"I guess Dr. Tarpion will not throw me in the waste-basket! Seven thousand dollars!"
David Lockwin feels as rich as Corkey.
It is a mad thing he is doing, this pulling of the door-bell at the old home. The balcony is overhead. Never mind little Davy! We can live without him, but we cannot live without Esther. Ah that Tarpion! that base Tarpion! Probably he intends to marry her! It is none too soon to pull this bell. Now David Lockwin will enter, never to be driven forth. He will enter among his books. Never mind his books. It is she, SHE, SHE! Till death part them SHE is his. It is the seven thousand dollars that gives him this lion-like courage. Esther needs him. He has come.
The door opens. A pleasant-faced lady appears.
"Call Mrs. Lockwin, please."
"Mrs. Lockwin? Oh, yes. I believe she did live here. I do not know where she lives now, but it is on Prairie avenue. After her father died she went home to live."
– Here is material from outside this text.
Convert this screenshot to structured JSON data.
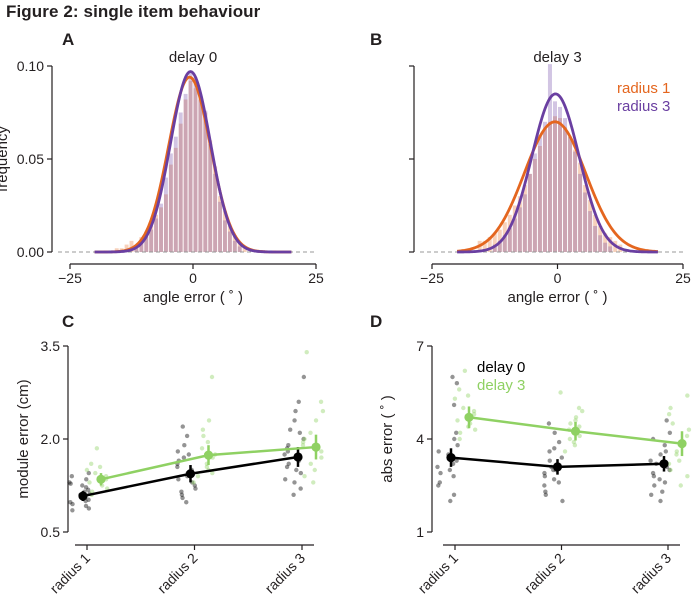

Is Judge Wandrell dead? The caller is adding together the mills, pineries, elevators, hotels, steamers, steel mills, quarries and railroads that Judge Wandrell owned on the great lakes.
The pleasant-faced lady thinks her caller ought to go.
He is angry at her. He shows it. He blames her as much as he does Tarpion. He retreats reluctantly. A stranger is in possession of the home of David Lockwin.
He was foolhardy a moment before. He is timid now.